Editor’s note: This story is based on discussions at Abarca Forward, a conference in San Juan, Puerto Rico, hosted by Abarca Health, a pharmacy benefit manager. MedCity News was invited to attend the event. Accommodations for the team were covered by Abarca. However, company officials had no input in editorial coverage.Â
The healthcare industry is reaching a boiling point when it comes to the prescription drug space. Drug costs are continuing to increase, an issue that is worsening due to the hefty price tag and high demand for GLP-1s. And key players — including the Big Three pharmacy benefit managers (CVS Caremark, Express Scripts and Optum Rx) and drug manufacturers — are facing more scrutiny from the federal government.
At the Abarca Forward conference held in San Juan, Puerto Rico, the PBM Abarca Health gathered together health executives to discuss innovations in the prescription drug space. And in an interview at the conference, Abarca Chief Growth and Commercial Officer Javier Gonzalez shared the four trends that are top of mind for him.
1. Specialty drugs: Abarca is mainly focused on health plans, and one of the main concerns for this area is the evolution of specialty drug management, Gonzalez said. The industry is seeing slow adoption of biosimilars, but a potential rise in value-based care.
“We’re trying to see if we can transform the way that specialty pharmacy operates. … These are entities that manage very high-risk, high-cost drugs, and at some point, if we continue to push reimbursement down to them, how can we figure out how to continue to allow them to have the profits that they need in order to reinvest? … How do we figure out how to change that conversation and pay them more on the outcomes?” he said.

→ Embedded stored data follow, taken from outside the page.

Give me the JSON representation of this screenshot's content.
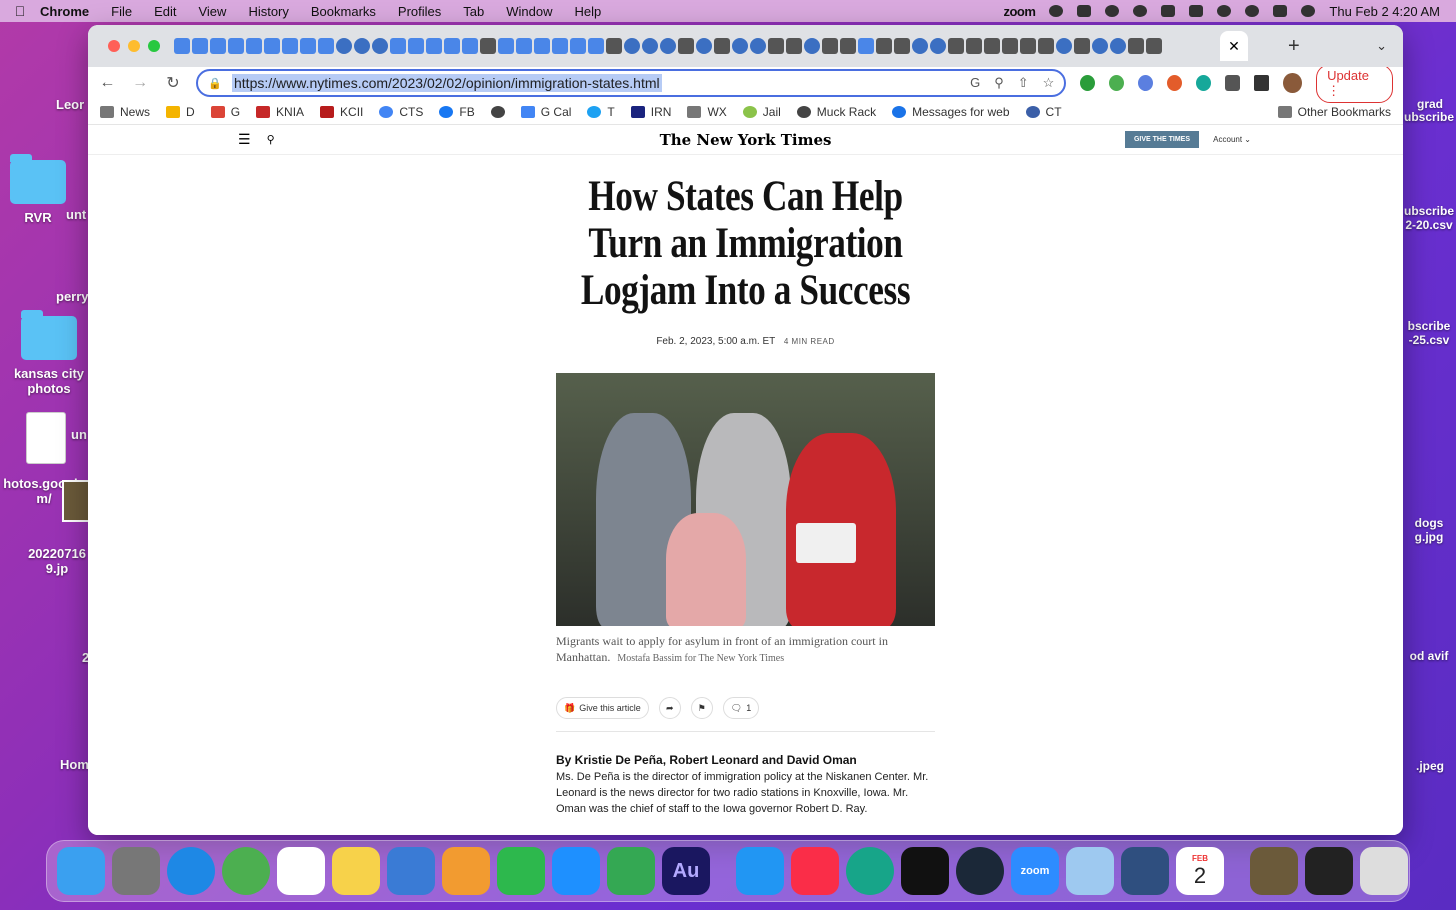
{
  "menubar": {
    "app": "Chrome",
    "items": [
      "File",
      "Edit",
      "View",
      "History",
      "Bookmarks",
      "Profiles",
      "Tab",
      "Window",
      "Help"
    ],
    "zoom": "zoom",
    "clock": "Thu Feb 2  4:20 AM"
  },
  "desktop": {
    "left": [
      "Leor",
      "RVR",
      "unt",
      "perry",
      "kansas city photos",
      "un",
      "hotos.google m/",
      "20220716 9.jp",
      "2",
      "Hom"
    ],
    "right": [
      "grad",
      "ubscribe",
      "ubscribe 2-20.csv",
      "bscribe -25.csv",
      "dogs g.jpg",
      "od avif",
      ".jpeg"
    ]
  },
  "browser": {
    "url": "https://www.nytimes.com/2023/02/02/opinion/immigration-states.html",
    "update_label": "Update",
    "active_tab_close": "✕",
    "bookmarks": [
      "News",
      "D",
      "G",
      "KNIA",
      "KCII",
      "CTS",
      "FB",
      "",
      "G Cal",
      "T",
      "IRN",
      "WX",
      "Jail",
      "Muck Rack",
      "Messages for web",
      "CT"
    ],
    "other_bookmarks": "Other Bookmarks"
  },
  "nyt": {
    "logo": "The New York Times",
    "give_times": "GIVE THE TIMES",
    "account": "Account"
  },
  "article": {
    "headline": "How States Can Help Turn an Immigration Logjam Into a Success",
    "date": "Feb. 2, 2023, 5:00 a.m. ET",
    "read_time": "4 MIN READ",
    "caption": "Migrants wait to apply for asylum in front of an immigration court in Manhattan.",
    "credit": "Mostafa Bassim for The New York Times",
    "give_article": "Give this article",
    "comments": "1",
    "byline": "By Kristie De Peña, Robert Leonard and David Oman",
    "bio": "Ms. De Peña is the director of immigration policy at the Niskanen Center. Mr. Leonard is the news director for two radio stations in Knoxville, Iowa. Mr. Oman was the chief of staff to the Iowa governor Robert D. Ray."
  },
  "dock": {
    "calendar_month": "FEB",
    "calendar_day": "2",
    "audition": "Au",
    "zoom": "zoom"
  },
  "colors": {
    "accent": "#4a6ee0",
    "give_times_bg": "#567b95",
    "update": "#dd3333"
  }
}
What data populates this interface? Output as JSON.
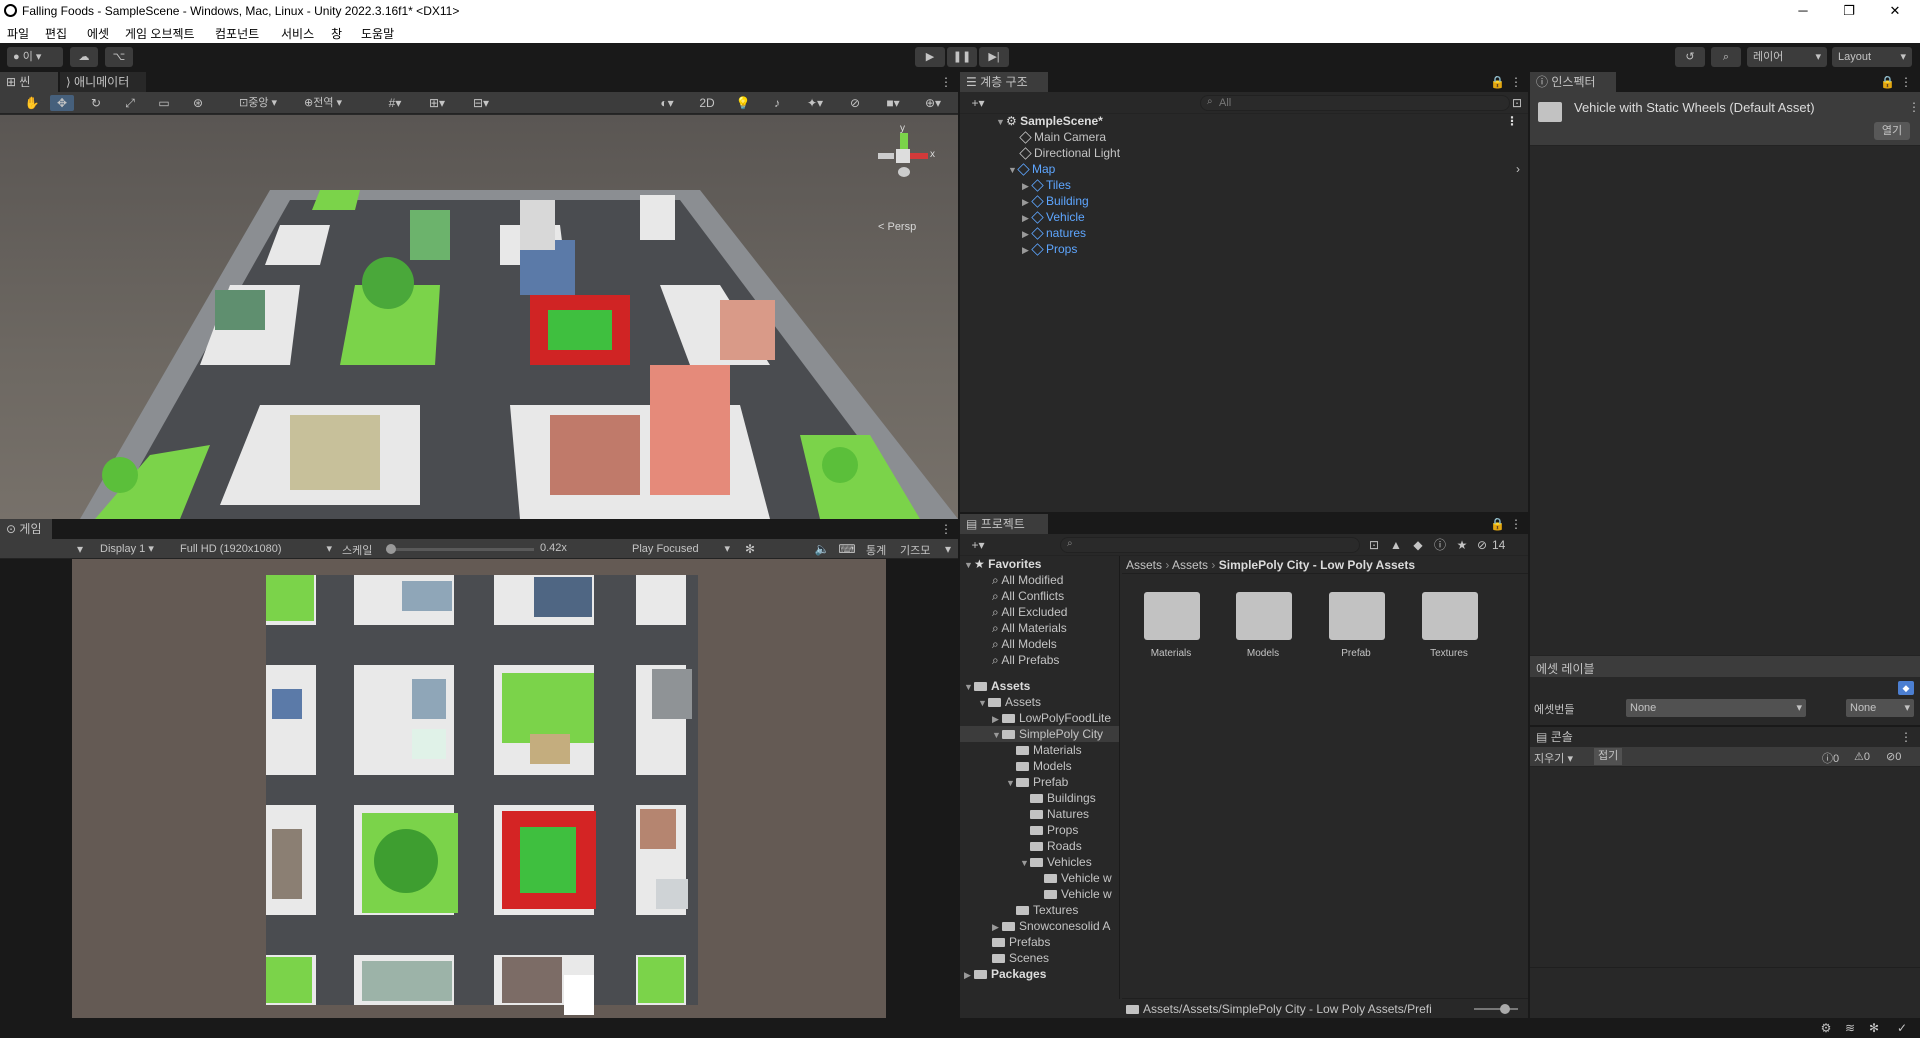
{
  "window": {
    "title": "Falling Foods - SampleScene - Windows, Mac, Linux - Unity 2022.3.16f1* <DX11>",
    "controls": [
      "─",
      "❐",
      "✕"
    ]
  },
  "menu": [
    "파일",
    "편집",
    "에셋",
    "게임 오브젝트",
    "컴포넌트",
    "서비스",
    "창",
    "도움말"
  ],
  "toolbar": {
    "account_label": "이",
    "layers_label": "레이어",
    "layout_label": "Layout"
  },
  "scene": {
    "tabs": [
      "씬",
      "애니메이터"
    ],
    "pivot_label": "중앙",
    "space_label": "전역",
    "mode_2d": "2D",
    "persp_label": "< Persp"
  },
  "game": {
    "tab": "게임",
    "display": "Display 1",
    "resolution": "Full HD (1920x1080)",
    "scale_label": "스케일",
    "scale_value": "0.42x",
    "play_mode": "Play Focused",
    "stats": "통계",
    "gizmos": "기즈모"
  },
  "hierarchy": {
    "tab": "계층 구조",
    "search_placeholder": "All",
    "scene_name": "SampleScene*",
    "items": [
      {
        "label": "Main Camera",
        "blue": false
      },
      {
        "label": "Directional Light",
        "blue": false
      },
      {
        "label": "Map",
        "blue": true
      },
      {
        "label": "Tiles",
        "blue": true
      },
      {
        "label": "Building",
        "blue": true
      },
      {
        "label": "Vehicle",
        "blue": true
      },
      {
        "label": "natures",
        "blue": true
      },
      {
        "label": "Props",
        "blue": true
      }
    ]
  },
  "inspector": {
    "tab": "인스펙터",
    "asset_name": "Vehicle with Static Wheels (Default Asset)",
    "open_button": "열기",
    "asset_labels": "에셋 레이블",
    "asset_bundle_label": "에셋번들",
    "bundle_value": "None",
    "variant_value": "None"
  },
  "console": {
    "tab": "콘솔",
    "clear": "지우기",
    "collapse": "접기",
    "info_count": "0",
    "warn_count": "0",
    "error_count": "0"
  },
  "project": {
    "tab": "프로젝트",
    "hidden_count": "14",
    "favorites_label": "Favorites",
    "favorites": [
      "All Modified",
      "All Conflicts",
      "All Excluded",
      "All Materials",
      "All Models",
      "All Prefabs"
    ],
    "tree": [
      {
        "label": "Assets",
        "bold": true
      },
      {
        "label": "Assets"
      },
      {
        "label": "LowPolyFoodLite"
      },
      {
        "label": "SimplePoly City"
      },
      {
        "label": "Materials"
      },
      {
        "label": "Models"
      },
      {
        "label": "Prefab"
      },
      {
        "label": "Buildings"
      },
      {
        "label": "Natures"
      },
      {
        "label": "Props"
      },
      {
        "label": "Roads"
      },
      {
        "label": "Vehicles"
      },
      {
        "label": "Vehicle w"
      },
      {
        "label": "Vehicle w"
      },
      {
        "label": "Textures"
      },
      {
        "label": "Snowconesolid A"
      },
      {
        "label": "Prefabs"
      },
      {
        "label": "Scenes"
      },
      {
        "label": "Packages",
        "bold": true
      }
    ],
    "breadcrumb": [
      "Assets",
      "Assets",
      "SimplePoly City - Low Poly Assets"
    ],
    "folders": [
      "Materials",
      "Models",
      "Prefab",
      "Textures"
    ],
    "footer_path": "Assets/Assets/SimplePoly City - Low Poly Assets/Prefi"
  },
  "colors": {
    "accent": "#5ea6ff",
    "panel": "#282828",
    "header": "#3c3c3c",
    "grass": "#7bd34a",
    "road": "#4a4c50"
  }
}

2. AI in healthcare: The company is following the “continued evolution” of AI in healthcare, and sees opportunities for using the technology to support payment, operations and decision-making, Gonzalez stated. He added that he thinks new pricing models for prescription drugs will come to the market because of the “amount of information that we’re gathering and being able to compute and project.”
3. Impact of obesity-related conditions: Over the next 10 years, Medicare is projecting that $4.1 trillion will be spent on obesity and related conditions, Gonzalez noted. GLP-1s have surpassed $50 billion in drug spend and are projected to be at $100 billion by 2030.
“These are all very, very strong trends that are concerning,” he said. “We have to think about, what can Abarca do? What can the healthcare industry do to try to solve that?”
4. Increased government regulations: There is increased scrutiny from the federal government over the PBM business model, particularly with the Big Three PBMs (CVS Caremark, Express Scripts and Optum Rx). The FTC has been investigating them, and several bills have been introduced targeting PBM practices. However, Abarca views this as an opportunity.
“What we’re seeing is that health plans are thinking about their existing models of their PBMs, and they’re looking for alternate solutions because they see the writing on the wall and they want to get ahead of all these regulations in order for them to be competitive,” Gonzalez said. “And so we see that as a tailwind because Abarca can provide some very effective, modular PBM solutions.”